Sandeep Gupta, assistant general manager of the THDC project, said Haat residents had all agreed to voluntarily resettle themselves and were fairly compensated, adding that the project was being monitored by government agencies for any environmental damage.
"No adverse impact has been reported by the agencies to date," Gupta said.
Untapped potential
In a June 2021 report, the International Energy Agency called hydropower "the forgotten giant of clean electricity" and urged countries to include it in their energy mix to have a chance of reaching net-zero emissions.
India currently has 46 gigawatts of installed hydropower capacity - only a third of what it could potentially generate, according to government figures.
To boost capacity, the government in 2019 officially declared hydroelectric projects of over 25 MW a renewable energy source, and made it obligatory for power companies to use hydro for a share of their supply.
Before then, only smaller hydropower plants had been classed as renewable.
Arun Kumar, a professor of hydropower and renewable energy at the Indian Institute of Technology-Roorkee, said that expanding India's hydropower sector was about more than generating electricity.
Hydroelectric dams can also provide a reliable water supply for homes, businesses and farmers, said Kumar, who sits on the board of the London-based International Hydropower Association.
In addition, big projects can attract tourists and bring jobs, electricity, roads and railways to nearby communities, improving "the quality of life in backward areas", Kumar said.
But building more hydropower plants makes little economic sense when India can get cheaper clean energy from solar and wind projects, said Himanshu Thakkar, coordinator of the South Asia Network on Dams, Rivers and People, an advocacy group.
He said installing 1 MW of hydroelectric capacity in India costs more than 100 million rupees, about double the amount for the same solar or wind-based capacity.

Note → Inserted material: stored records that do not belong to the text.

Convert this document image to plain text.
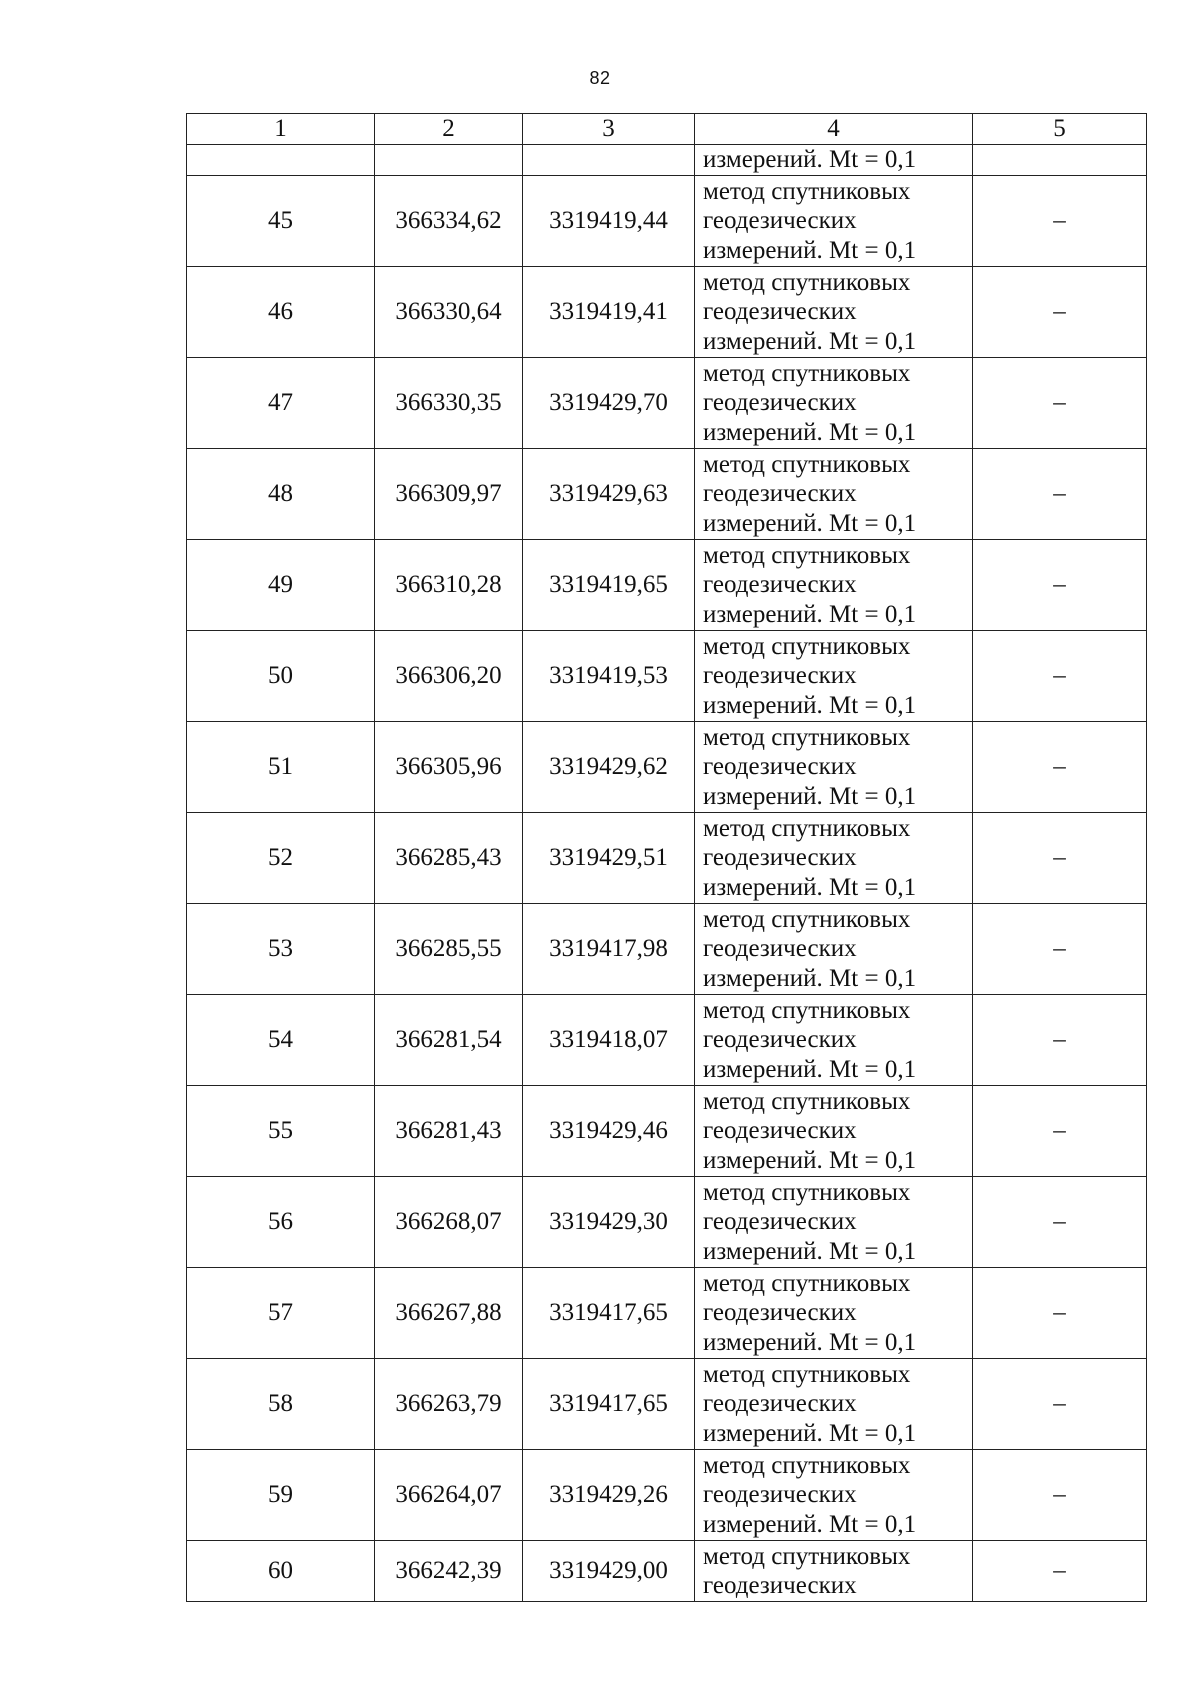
82
1	2	3	4	5
			измерений. Mt = 0,1	
45	366334,62	3319419,44	метод спутниковых
геодезических
измерений. Mt = 0,1	–
46	366330,64	3319419,41	метод спутниковых
геодезических
измерений. Mt = 0,1	–
47	366330,35	3319429,70	метод спутниковых
геодезических
измерений. Mt = 0,1	–
48	366309,97	3319429,63	метод спутниковых
геодезических
измерений. Mt = 0,1	–
49	366310,28	3319419,65	метод спутниковых
геодезических
измерений. Mt = 0,1	–
50	366306,20	3319419,53	метод спутниковых
геодезических
измерений. Mt = 0,1	–
51	366305,96	3319429,62	метод спутниковых
геодезических
измерений. Mt = 0,1	–
52	366285,43	3319429,51	метод спутниковых
геодезических
измерений. Mt = 0,1	–
53	366285,55	3319417,98	метод спутниковых
геодезических
измерений. Mt = 0,1	–
54	366281,54	3319418,07	метод спутниковых
геодезических
измерений. Mt = 0,1	–
55	366281,43	3319429,46	метод спутниковых
геодезических
измерений. Mt = 0,1	–
56	366268,07	3319429,30	метод спутниковых
геодезических
измерений. Mt = 0,1	–
57	366267,88	3319417,65	метод спутниковых
геодезических
измерений. Mt = 0,1	–
58	366263,79	3319417,65	метод спутниковых
геодезических
измерений. Mt = 0,1	–
59	366264,07	3319429,26	метод спутниковых
геодезических
измерений. Mt = 0,1	–
60	366242,39	3319429,00	метод спутниковых
геодезических	–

Corruption and lax regulation, he added, are the only reasons India's authorities are so focused on hydropower.
"There is huge scope for padding up the costs in the absence of credible regulatory oversight," Thakkar said.
Rising disaster risk
As for hydropower's reputation as a green energy source, some environmentalists say the sector does more harm than good.

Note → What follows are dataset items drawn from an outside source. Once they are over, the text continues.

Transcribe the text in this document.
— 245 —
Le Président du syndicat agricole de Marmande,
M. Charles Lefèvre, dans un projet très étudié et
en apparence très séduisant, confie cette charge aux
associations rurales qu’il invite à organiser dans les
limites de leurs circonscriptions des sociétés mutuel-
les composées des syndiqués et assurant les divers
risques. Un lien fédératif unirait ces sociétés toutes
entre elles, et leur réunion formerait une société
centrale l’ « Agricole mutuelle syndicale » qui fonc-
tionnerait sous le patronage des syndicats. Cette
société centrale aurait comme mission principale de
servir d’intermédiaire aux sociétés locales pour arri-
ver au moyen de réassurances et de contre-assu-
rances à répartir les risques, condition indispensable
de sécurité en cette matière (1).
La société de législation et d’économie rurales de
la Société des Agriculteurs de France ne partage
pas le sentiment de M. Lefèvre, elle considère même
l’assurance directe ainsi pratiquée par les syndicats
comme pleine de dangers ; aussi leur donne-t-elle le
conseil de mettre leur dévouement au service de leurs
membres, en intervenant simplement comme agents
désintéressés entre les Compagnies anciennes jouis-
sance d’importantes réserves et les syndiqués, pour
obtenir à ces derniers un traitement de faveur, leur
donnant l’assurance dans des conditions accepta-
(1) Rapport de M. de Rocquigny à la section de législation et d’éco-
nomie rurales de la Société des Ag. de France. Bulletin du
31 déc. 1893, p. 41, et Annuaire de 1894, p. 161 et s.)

Hydro projects can clear forests, divert rivers, slow or stop groundwater recharge and shift huge amounts of earth, all of which make nearby communities more vulnerable to the effects of increasingly destructive extreme weather, they say.

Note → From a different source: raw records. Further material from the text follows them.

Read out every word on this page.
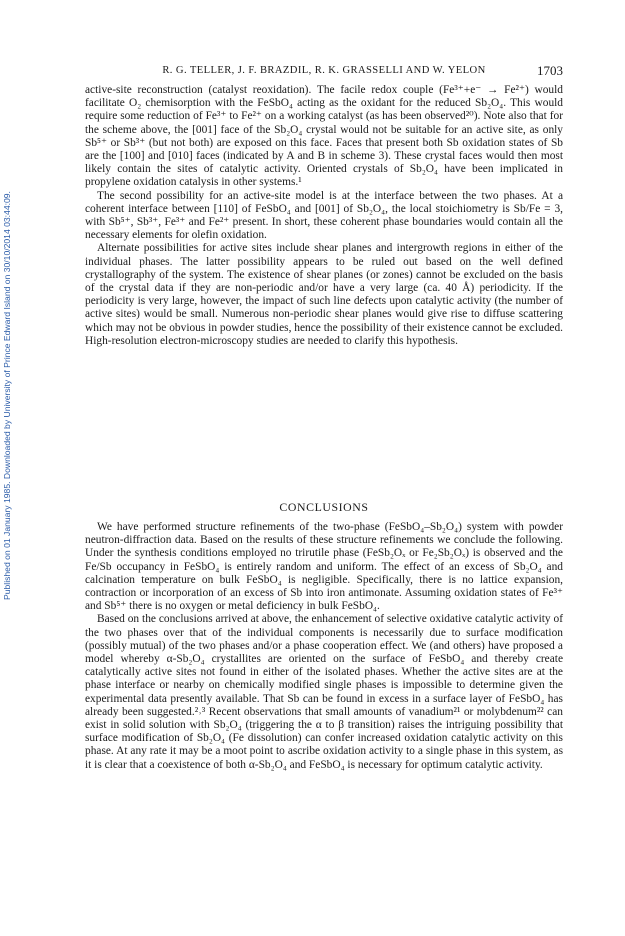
Published on 01 January 1985. Downloaded by University of Prince Edward Island on 30/10/2014 03:44:09.
R. G. TELLER, J. F. BRAZDIL, R. K. GRASSELLI AND W. YELON	1703

active-site reconstruction (catalyst reoxidation). The facile redox couple (Fe³⁺+e⁻ → Fe²⁺) would facilitate O₂ chemisorption with the FeSbO₄ acting as the oxidant for the reduced Sb₂O₄. This would require some reduction of Fe³⁺ to Fe²⁺ on a working catalyst (as has been observed²⁰). Note also that for the scheme above, the [001] face of the Sb₂O₄ crystal would not be suitable for an active site, as only Sb⁵⁺ or Sb³⁺ (but not both) are exposed on this face. Faces that present both Sb oxidation states of Sb are the [100] and [010] faces (indicated by A and B in scheme 3). These crystal faces would then most likely contain the sites of catalytic activity. Oriented crystals of Sb₂O₄ have been implicated in propylene oxidation catalysis in other systems.¹

The second possibility for an active-site model is at the interface between the two phases. At a coherent interface between [110] of FeSbO₄ and [001] of Sb₂O₄, the local stoichiometry is Sb/Fe = 3, with Sb⁵⁺, Sb³⁺, Fe³⁺ and Fe²⁺ present. In short, these coherent phase boundaries would contain all the necessary elements for olefin oxidation.

Alternate possibilities for active sites include shear planes and intergrowth regions in either of the individual phases. The latter possibility appears to be ruled out based on the well defined crystallography of the system. The existence of shear planes (or zones) cannot be excluded on the basis of the crystal data if they are non-periodic and/or have a very large (ca. 40 Å) periodicity. If the periodicity is very large, however, the impact of such line defects upon catalytic activity (the number of active sites) would be small. Numerous non-periodic shear planes would give rise to diffuse scattering which may not be obvious in powder studies, hence the possibility of their existence cannot be excluded. High-resolution electron-microscopy studies are needed to clarify this hypothesis.

CONCLUSIONS

We have performed structure refinements of the two-phase (FeSbO₄–Sb₂O₄) system with powder neutron-diffraction data. Based on the results of these structure refinements we conclude the following. Under the synthesis conditions employed no trirutile phase (FeSb₂Oₓ or Fe₂Sb₂Oₓ) is observed and the Fe/Sb occupancy in FeSbO₄ is entirely random and uniform. The effect of an excess of Sb₂O₄ and calcination temperature on bulk FeSbO₄ is negligible. Specifically, there is no lattice expansion, contraction or incorporation of an excess of Sb into iron antimonate. Assuming oxidation states of Fe³⁺ and Sb⁵⁺ there is no oxygen or metal deficiency in bulk FeSbO₄.

Based on the conclusions arrived at above, the enhancement of selective oxidative catalytic activity of the two phases over that of the individual components is necessarily due to surface modification (possibly mutual) of the two phases and/or a phase cooperation effect. We (and others) have proposed a model whereby α-Sb₂O₄ crystallites are oriented on the surface of FeSbO₄ and thereby create catalytically active sites not found in either of the isolated phases. Whether the active sites are at the phase interface or nearby on chemically modified single phases is impossible to determine given the experimental data presently available. That Sb can be found in excess in a surface layer of FeSbO₄ has already been suggested.²˒³ Recent observations that small amounts of vanadium²¹ or molybdenum²² can exist in solid solution with Sb₂O₄ (triggering the α to β transition) raises the intriguing possibility that surface modification of Sb₂O₄ (Fe dissolution) can confer increased oxidation catalytic activity on this phase. At any rate it may be a moot point to ascribe oxidation activity to a single phase in this system, as it is clear that a coexistence of both α-Sb₂O₄ and FeSbO₄ is necessary for optimum catalytic activity.
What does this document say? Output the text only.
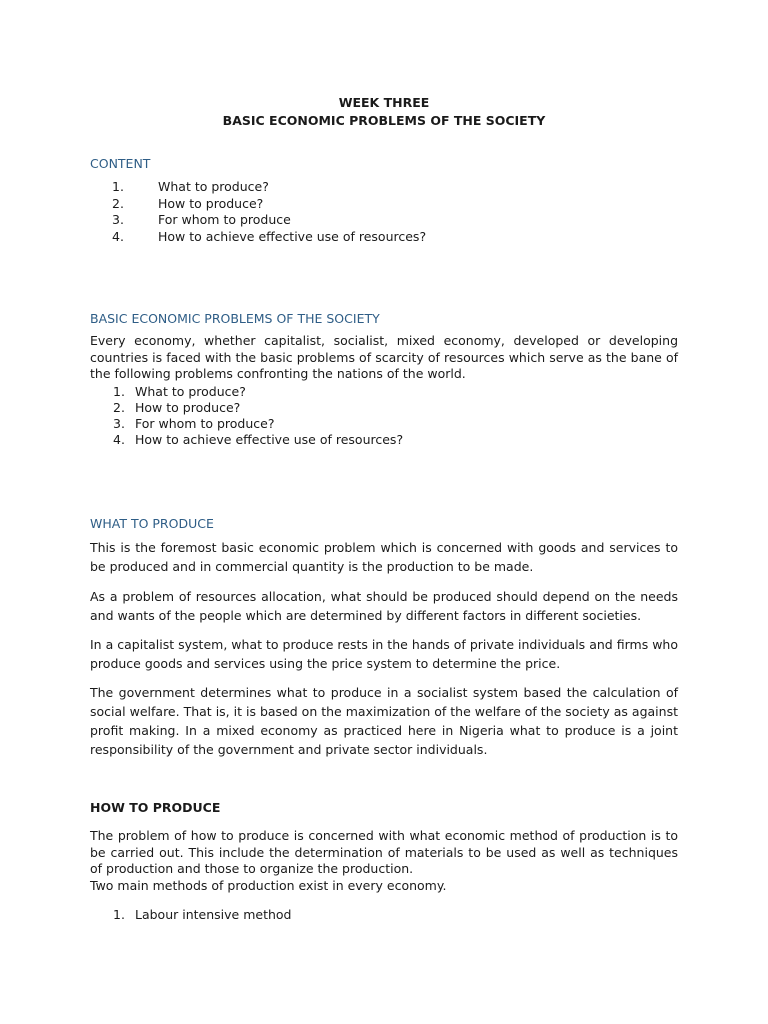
WEEK THREE
BASIC ECONOMIC PROBLEMS OF THE SOCIETY
CONTENT
1.	What to produce?
2.	How to produce?
3.	For whom to produce
4.	How to achieve effective use of resources?
BASIC ECONOMIC PROBLEMS OF THE SOCIETY
Every economy, whether capitalist, socialist, mixed economy, developed or developing countries is faced with the basic problems of scarcity of resources which serve as the bane of the following problems confronting the nations of the world.
1. What to produce?
2. How to produce?
3. For whom to produce?
4. How to achieve effective use of resources?
WHAT TO PRODUCE
This is the foremost basic economic problem which is concerned with goods and services to be produced and in commercial quantity is the production to be made.
As a problem of resources allocation, what should be produced should depend on the needs and wants of the people which are determined by different factors in different societies.
In a capitalist system, what to produce rests in the hands of private individuals and firms who produce goods and services using the price system to determine the price.
The government determines what to produce in a socialist system based the calculation of social welfare. That is, it is based on the maximization of the welfare of the society as against profit making. In a mixed economy as practiced here in Nigeria what to produce is a joint responsibility of the government and private sector individuals.
HOW TO PRODUCE
The problem of how to produce is concerned with what economic method of production is to be carried out. This include the determination of materials to be used as well as techniques of production and those to organize the production.
Two main methods of production exist in every economy.
1. Labour intensive method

SP Sati, who teaches environmental science at the College of Forestry-Ranichauri in Uttarakhand, pointed to devastating floods in the state in 2013 that killed about 6,000 people, according to state government estimates.
A committee appointed by India's Supreme Court concluded that hydroelectric projects had exacerbated the flood damage, as the rushing water carried mountains of excavated boulders, silt and sand downstream, burying low-lying communities.
The committee also noted in a report that digging and use of explosives while building the plants "can trigger landslides or slope failure".
"If you don't care about the sensitivity, fragility and carrying capacity of the terrain, (hydropower) is bound to trigger big disasters," Sati said.
Haat village head Rajendra Prasad Hatwal said residents would keep on holding protests and lobbying the local government until the hydropower plant developers stopped using their home as a dumping site and properly compensated displaced families.
He also questioned why India is leaning so heavily into hydropower, when countries like the United States, Brazil and China have suffered huge disruptions in hydropower generation due to climate change-driven droughts in the past few years.
Another concern is the clearing of thousands of trees for the power plant, he said, when "we hear so much about saving forests to fight climate change".
"It is so confusing and frustrating," he added.